By October 23rd, however, the FRB$ was appreciating in value and, despite the closure of the Federal Reserve Bank, was quoted at US$1.00=FRB$2.400. and CN$1.00=FRB$2.50. Theories by the dozen are advanced to account for this apparent phenomenon but the fact remains that in the North there is, at this juncture, little or no faith in the CN$ and efforts to establish that currency are meeting with but scanty success. It is, of course, not unlikely that the Communist element is endeavouring to resist the establishment of the Chungking currency added to which the merchants are undoubtedly out to fleece the newly arrived Central Government troops who are paid in CN$.
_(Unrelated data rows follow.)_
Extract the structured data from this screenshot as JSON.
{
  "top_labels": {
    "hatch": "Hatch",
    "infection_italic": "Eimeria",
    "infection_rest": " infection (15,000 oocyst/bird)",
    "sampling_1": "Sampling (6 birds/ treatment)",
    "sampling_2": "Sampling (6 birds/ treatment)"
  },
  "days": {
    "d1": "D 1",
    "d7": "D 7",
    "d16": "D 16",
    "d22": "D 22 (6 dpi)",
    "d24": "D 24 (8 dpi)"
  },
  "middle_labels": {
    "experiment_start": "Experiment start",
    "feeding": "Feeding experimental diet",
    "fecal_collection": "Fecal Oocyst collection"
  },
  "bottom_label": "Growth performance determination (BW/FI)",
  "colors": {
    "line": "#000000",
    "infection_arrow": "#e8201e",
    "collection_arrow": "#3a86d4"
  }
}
         Throughout two and a half years in Weihsien Camp, I was in touch with the 8th Route who went so far as to offer to undertake an attack on the Camp and release of internees. The plan was impracticable although the intention good, but throughout the entire period they were most helpful and far from anti-foreign. In Tientsin the U.S.M.C. are experiencing no little difficulty in upholding their somewhat invidious position, i.e. that of holding Tientsin, the railway line, etc., but refraining, from becoming involved in civil war. Motor transports en route to Peiping have been fired on as have trains between Tongshan and Chinwangtao and the 8th Route have intimated to the Marine Corps that the latter should advise the former of troop movements in order to avoid "misunderstandings". Relations between the Marine Corps and Chungking officials in the north are far from happy: the latter being interested largely in the game of grab which naturally brings them into conflict with the American Army of Occupation. British interests are greatly indebted to the assistance granted by the Marine Corps, and in particular to the personal efforts of General W.A. Wharton.


         The situation concerning British ex-internees in Tientsin is temporarily in hand. Those without homes are billeted in H.B.M. Consul General's residence, the late Manchuko Consulate and the Cloisters of All Saints Church. They are being cared for by the Marine Corps who provide food, coal and cooks but are financed out of a grant of FRB$100,000,000 which was obtained from the Japanese Consulate account rehabilitation expenses. These arrangements cannot carry on much longer and there is in consequence urgent need for the establishment of regular relief payments which, on account of the financial position, will be difficult to finance. Many returnees, having viewed the wreck, are now prepared to be repatriated and it is suggested that efforts be made to get them out by the next ship.


         British interests and nationals are under a great debt of gratitude to Mr. O. Joerg, Consul for Switzerland, and his staff, for the untiring work put in by them. Results achieved speak for themselves. Also the internees of Weihsien Camp are sensible and deeply appreciative of the untiring efforts of Mr. V.E. Egger, Swiss Consular Representative at Tsingtao, whose regular visits to the Camp were of great assistance.